As an example, let's send the following the model matrix to OpenGL for use in the vertex shader.

\( \begin{bmatrix} 5 & 0 & 0 & 2 \\ 0 & 5 & 0 & 2 \\ 0 & 0 & 5 & 2 \\ 0 & 0 & 0 & 1 \end{bmatrix} \)

We'll assume we're using column vectors, so we multiply a vector on the right, meaning that the vector will be uniformly scaled by 5 and translated in each direction by 2. The multiplication would look like this:

\( \begin{bmatrix} 5 & 0 & 0 & 2 \\ 0 & 5 & 0 & 2 \\ 0 & 0 & 5 & 2 \\ 0 & 0 & 0 & 1 \end{bmatrix} \begin{bmatrix} x \\ y \\ z \\ 1 \end{bmatrix} = \begin{bmatrix} 5x + 2 \\ 5y + 2 \\ 5z + 2 \\ 1 \end{bmatrix} \)

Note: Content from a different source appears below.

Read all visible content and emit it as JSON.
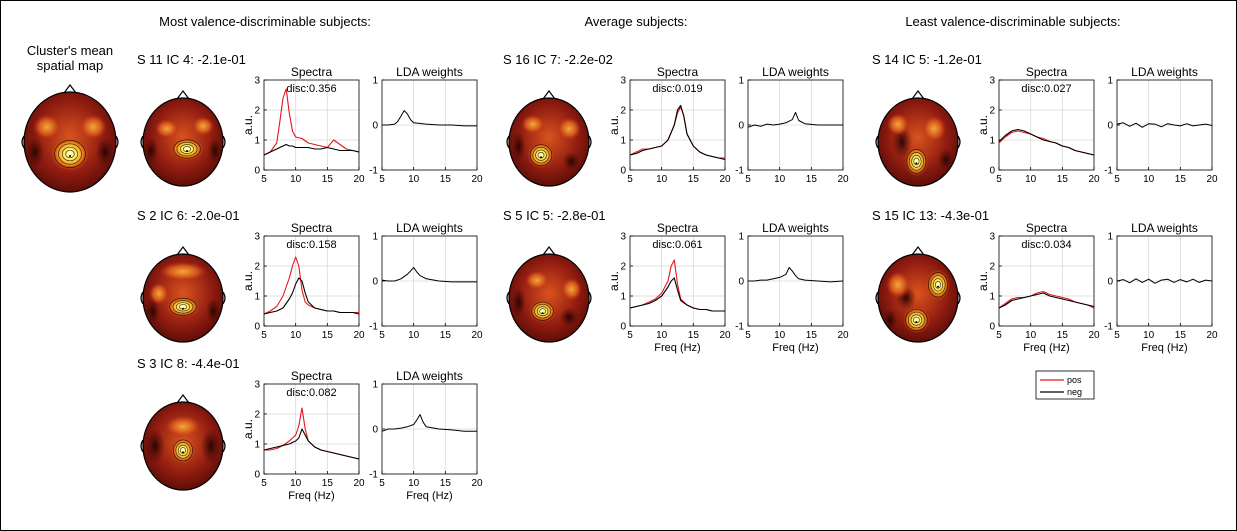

We'll store the matrix in row-major form, so the floats in memory will look like this:

5 0 0 2  0 5 0 2  0 0 5 2  0 0 0 1

If we tell OpenGL to transpose the matrix when it receives it, then the matrix on the OpenGL side will be stored as we expect, and in the vertex shader we can multiply as we would with column vectors:

gl_Position = model * vec4(aPos, 1.0f);

However, if we don't tell OpenGL to transpose the matrix, then it will be stored transposed on the OpenGL side, so in the vertex shader we can instead multiply as we would with row vectors:

gl_Position = vec4(aPos, 1.0f) * model;

Conclusion


The key takeaway here is that you only need to keep in mind two things: how are you storing your floats in memory on the application side, and how do you want OpenGL to store them on its side. If you store as column-major, then OpenGL will store them in the same way. If you store as row-major, then OpenGL will store them transposed. At that point you must multiply your vectors as either row vectors or column vectors, depending on your situation.